Du côté de la nouvelle présidence de la République, qui reste toujours aussi muette qu’une carpe, les «Saïedophiles» et tous ceux qui parlent au nom du chef de l’Etat pour ne pas l’impliquer, ont changé leur fusil d’épaule. Ils n’évoquent plus une possible dissolution de l’ARP, mais désormais la possibilité que le chef de l’Etat «nomme» le chef du gouvernement.

Rappelons à ce sujet, que l’article 89 de la Constitution stipule que «le Président de la République charge le candidat du parti politique ou de la coalition électorale ayant obtenu le plus grand nombre de sièges au sein de l’Assemblée des représentants du peuple, de former le gouvernement dans un délai d’un mois pouvant être prorogé une seule fois. En cas d’égalité du nombre des sièges, la nomination s’effectue selon le nombre de voix obtenues. Si le délai indiqué expire sans parvenir à la formation d’un gouvernement, ou si la confiance de l’Assemblée des représentants du peuple n’est pas accordée, le Président de la République engage des consultations dans un délai de dix jours avec les partis politiques, les coalitions et les groupes parlementaires, en vue de charger la personnalité jugée la plus apte, en vue de former un gouvernement dans un délai maximum d’un mois».

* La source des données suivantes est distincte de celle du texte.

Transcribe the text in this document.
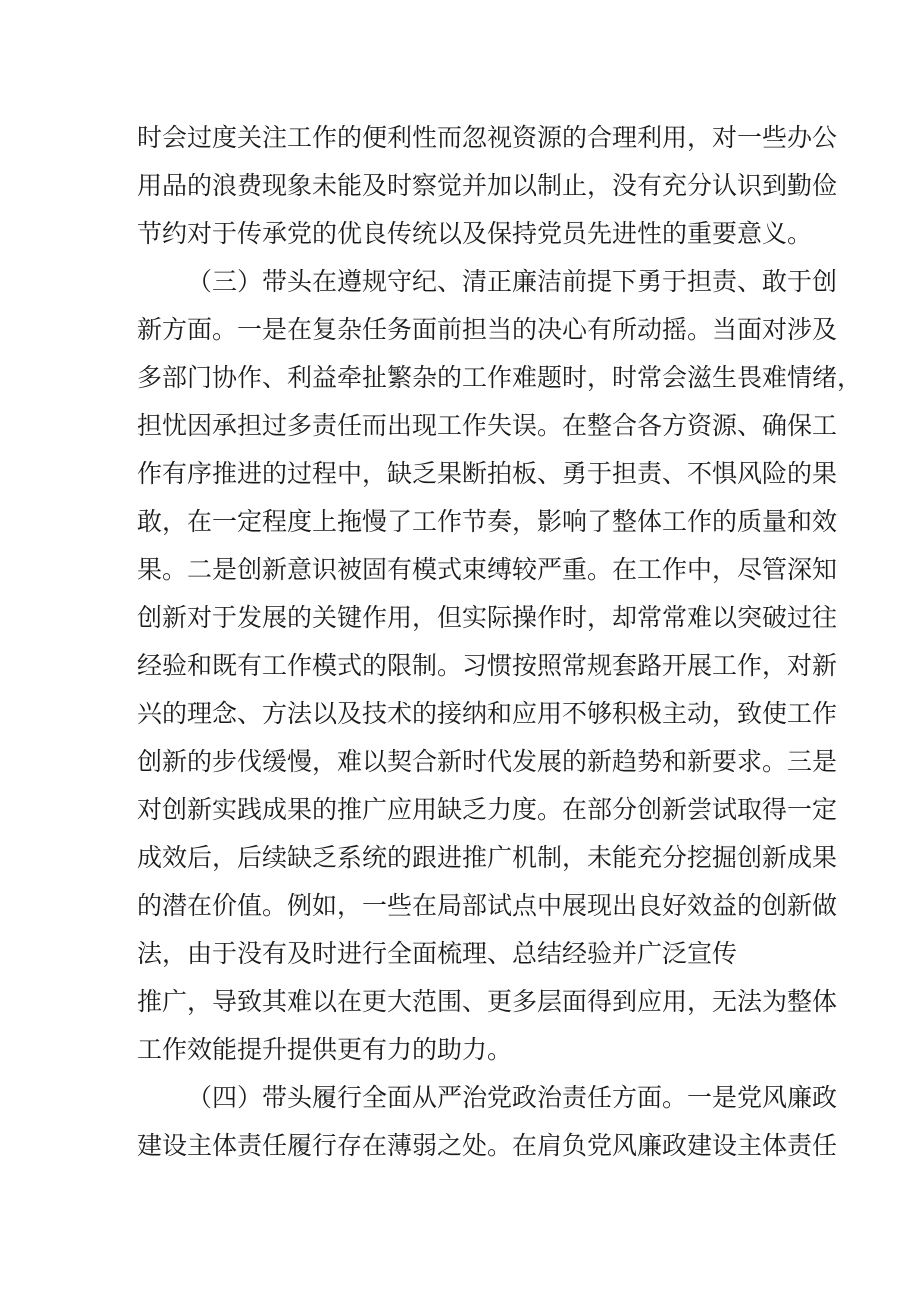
时会过度关注工作的便利性而忽视资源的合理利用，对一些办公
用品的浪费现象未能及时察觉并加以制止，没有充分认识到勤俭
节约对于传承党的优良传统以及保持党员先进性的重要意义。
（三）带头在遵规守纪、清正廉洁前提下勇于担责、敢于创
新方面。一是在复杂任务面前担当的决心有所动摇。当面对涉及
多部门协作、利益牵扯繁杂的工作难题时，时常会滋生畏难情绪，
担忧因承担过多责任而出现工作失误。在整合各方资源、确保工
作有序推进的过程中，缺乏果断拍板、勇于担责、不惧风险的果
敢，在一定程度上拖慢了工作节奏，影响了整体工作的质量和效
果。二是创新意识被固有模式束缚较严重。在工作中，尽管深知
创新对于发展的关键作用，但实际操作时，却常常难以突破过往
经验和既有工作模式的限制。习惯按照常规套路开展工作，对新
兴的理念、方法以及技术的接纳和应用不够积极主动，致使工作
创新的步伐缓慢，难以契合新时代发展的新趋势和新要求。三是
对创新实践成果的推广应用缺乏力度。在部分创新尝试取得一定
成效后，后续缺乏系统的跟进推广机制，未能充分挖掘创新成果
的潜在价值。例如，一些在局部试点中展现出良好效益的创新做
法，由于没有及时进行全面梳理、总结经验并广泛宣传
推广，导致其难以在更大范围、更多层面得到应用，无法为整体
工作效能提升提供更有力的助力。
（四）带头履行全面从严治党政治责任方面。一是党风廉政
建设主体责任履行存在薄弱之处。在肩负党风廉政建设主体责任
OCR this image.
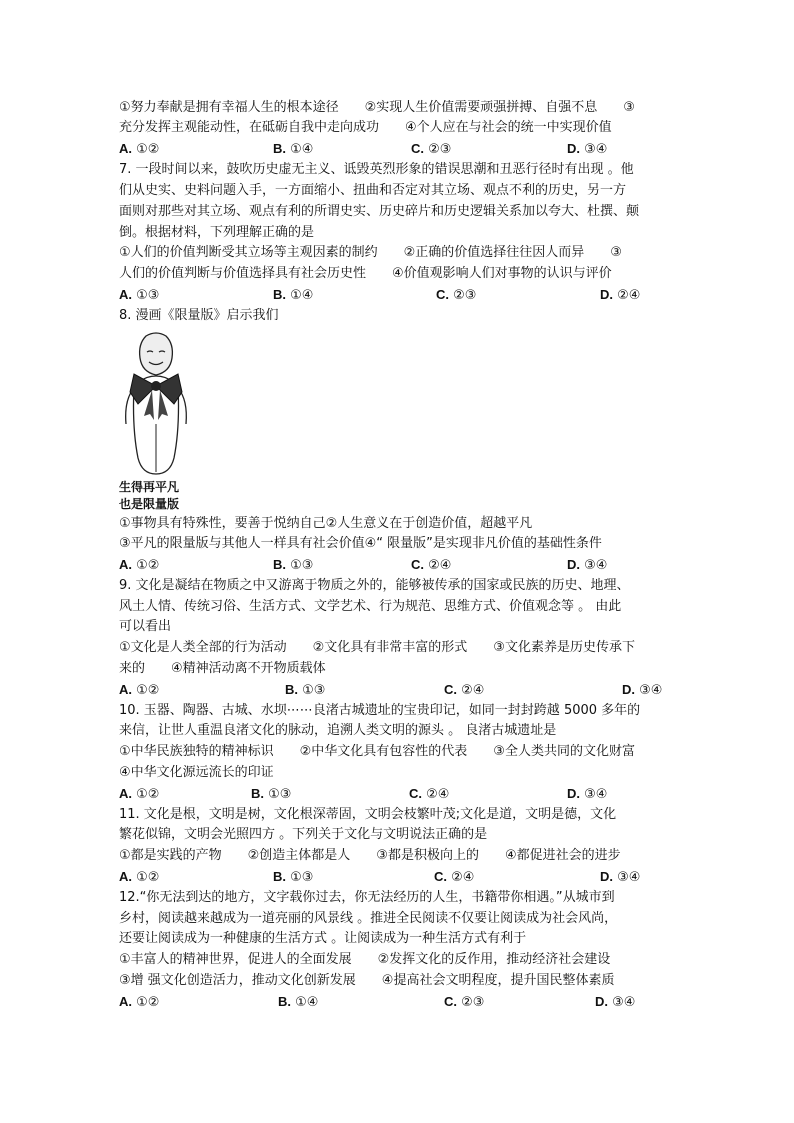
①努力奉献是拥有幸福人生的根本途径　　②实现人生价值需要顽强拼搏、自强不息　　③
充分发挥主观能动性，在砥砺自我中走向成功　　④个人应在与社会的统一中实现价值
A. ①②	B. ①④	C. ②③	D. ③④
7. 一段时间以来，鼓吹历史虚无主义、诋毁英烈形象的错误思潮和丑恶行径时有出现 。他
们从史实、史料问题入手，一方面缩小、扭曲和否定对其立场、观点不利的历史，另一方
面则对那些对其立场、观点有利的所谓史实、历史碎片和历史逻辑关系加以夸大、杜撰、颠
倒。根据材料，下列理解正确的是
①人们的价值判断受其立场等主观因素的制约　　②正确的价值选择往往因人而异　　③
人们的价值判断与价值选择具有社会历史性　　④价值观影响人们对事物的认识与评价
A. ①③	B. ①④	C. ②③	D. ②④
8. 漫画《限量版》启示我们
生得再平凡
也是限量版
①事物具有特殊性，要善于悦纳自己②人生意义在于创造价值，超越平凡
③平凡的限量版与其他人一样具有社会价值④“ 限量版”是实现非凡价值的基础性条件
A. ①②	B. ①③	C. ②④	D. ③④
9. 文化是凝结在物质之中又游离于物质之外的，能够被传承的国家或民族的历史、地理、
风土人情、传统习俗、生活方式、文学艺术、行为规范、思维方式、价值观念等 。 由此
可以看出
①文化是人类全部的行为活动　　②文化具有非常丰富的形式　　③文化素养是历史传承下
来的　　④精神活动离不开物质载体
A. ①②	B. ①③	C. ②④	D. ③④
10. 玉器、陶器、古城、水坝⋯⋯良渚古城遗址的宝贵印记，如同一封封跨越 5000 多年的
来信，让世人重温良渚文化的脉动，追溯人类文明的源头 。 良渚古城遗址是
①中华民族独特的精神标识　　②中华文化具有包容性的代表　　③全人类共同的文化财富
④中华文化源远流长的印证
A. ①②	B. ①③	C. ②④	D. ③④
11. 文化是根，文明是树，文化根深蒂固，文明会枝繁叶茂;文化是道，文明是德，文化
繁花似锦，文明会光照四方 。下列关于文化与文明说法正确的是
①都是实践的产物　　②创造主体都是人　　③都是积极向上的　　④都促进社会的进步
A. ①②	B. ①③	C. ②④	D. ③④
12.“你无法到达的地方，文字载你过去，你无法经历的人生，书籍带你相遇。”从城市到
乡村，阅读越来越成为一道亮丽的风景线 。推进全民阅读不仅要让阅读成为社会风尚，
还要让阅读成为一种健康的生活方式 。让阅读成为一种生活方式有利于
①丰富人的精神世界，促进人的全面发展　　②发挥文化的反作用，推动经济社会建设
③增 强文化创造活力，推动文化创新发展　　④提高社会文明程度，提升国民整体素质
A. ①②	B. ①④	C. ②③	D. ③④
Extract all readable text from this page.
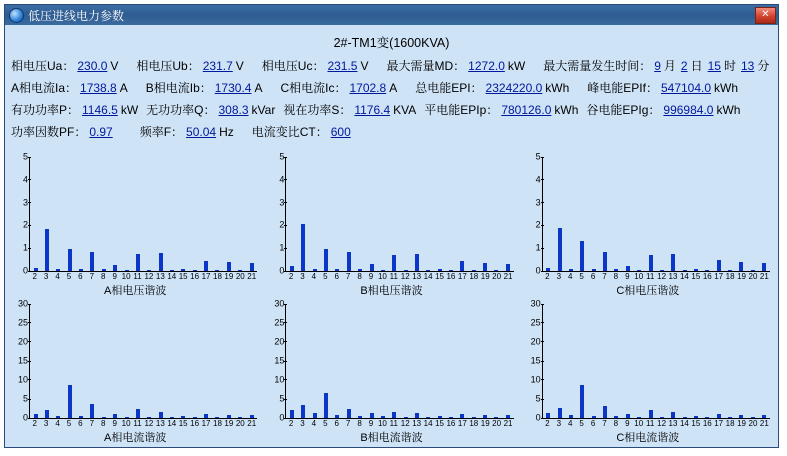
低压进线电力参数	✕
2#-TM1变(1600KVA)
相电压Ua： 230.0 V 相电压Ub： 231.7 V 相电压Uc： 231.5 V 最大需量MD： 1272.0 kW 最大需量发生时间： 9 月 2 日 15 时 13 分
A相电流Ia： 1738.8 A B相电流Ib： 1730.4 A C相电流Ic： 1702.8 A 总电能EPI： 2324220.0 kWh 峰电能EPIf： 547104.0 kWh
有功功率P： 1146.5 kW 无功功率Q： 308.3 kVar 视在功率S： 1176.4 KVA 平电能EPIp： 780126.0 kWh 谷电能EPIg： 996984.0 kWh
功率因数PF： 0.97 频率F： 50.04 Hz 电流变比CT： 600
0
1
2
3
4
5
2 3 4 5 6 7 8 9 10 11 12 13 14 15 16 17 18 19 20 21
A相电压谐波
0
1
2
3
4
5
2 3 4 5 6 7 8 9 10 11 12 13 14 15 16 17 18 19 20 21
B相电压谐波
0
1
2
3
4
5
2 3 4 5 6 7 8 9 10 11 12 13 14 15 16 17 18 19 20 21
C相电压谐波
0
5
10
15
20
25
30
2 3 4 5 6 7 8 9 10 11 12 13 14 15 16 17 18 19 20 21
A相电流谐波
0
5
10
15
20
25
30
2 3 4 5 6 7 8 9 10 11 12 13 14 15 16 17 18 19 20 21
B相电流谐波
0
5
10
15
20
25
30
2 3 4 5 6 7 8 9 10 11 12 13 14 15 16 17 18 19 20 21
C相电流谐波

–          Le pas improbable plan de la constitution du gouvernement, dès le 1er essai

A aucun moment donc, il n’est question de nomination directe. Par contre, le nouveau chef de l’Etat avait lui-même évoqué la possibilité de dissoudre l’ARP, en cas de mésententes répétées, sur le gouvernement et son chef. Cela est possible, si les propositions d’Ennahdha échouent à deux reprises, comme le stipule l’article 89, où le chef de l’Etat se charge lui-même de proposer un chef de gouvernement, choisi sur la base de sa compétence.

On se retrouverait alors face à une sorte de «plan C», qui pourrait faire peur à toutes les composantes actuelles de l’ARP. Il n’est pas en effet sûr que l’électeur tunisien donne de nouveau leurs chances aux partis qui avaient remporté les dernières législatives, et appliquera de nouveau la stratégie du dégagisme.

Reste l’autre scénario. C’est celui d’une opposition qui ferait exprès de voter le gouvernement d’Ennahdha, sans y participer, pour mettre le parti islamiste en contact, direct et exclusif, avec le feu du pouvoir, qui ne peut que «détruire» Ennahdha, au vu des choix, économiques et financiers, cornéliens et que personne ne maîtrise et qui est, soit de continuer les réformes, socialement et économiquement douloureuses, soit d’opter pour une politique d’austérité, tout aussi dévastatrice.

–          En attendant, personne n’ose parler économie, et possible Shutdown

«En attendant Godot», personne parmi la classe politique, prochaine dirigeante ou dans l’ opposition, n’a à aucun moment parlé des défis, économiques et financiers, qu’il aura à gérer et que redoute tout le pays. Le budget 2020 et sa loi des finances, seront très probablement présentés, par un gouvernement sortant, devant une ARP sortante.

Le pays manque pourtant de fonds, rien que pour clôturer ce budget 2020. L’investissement dans le pays est en état d’attente. L’emploi aussi. Mais encore l’administration qui devra payer ses fournisseurs, et les entreprises impayées, pour payer les salaires de leurs employés. Et même le taux de change de la monnaie locale, qui bougera en fonction de l’orientation que prendra la crise politique et financière. Des sources généralement très bien informées, évoquent de plus en plus le risque d’un Shutdown à l’américaine et d’un possible manque d’argent pour payer les salaires des fonctionnaires et des retraités. De tout cela, personne ne parle et ne veut pour l’instant pas parler, laissant le pays comme un bateau, encore ivre de la réussite de ses élections que tous érigent comme un monument jamais conçu ailleurs dans le monde, mais à la dérive des querelles de la crise politique en cours.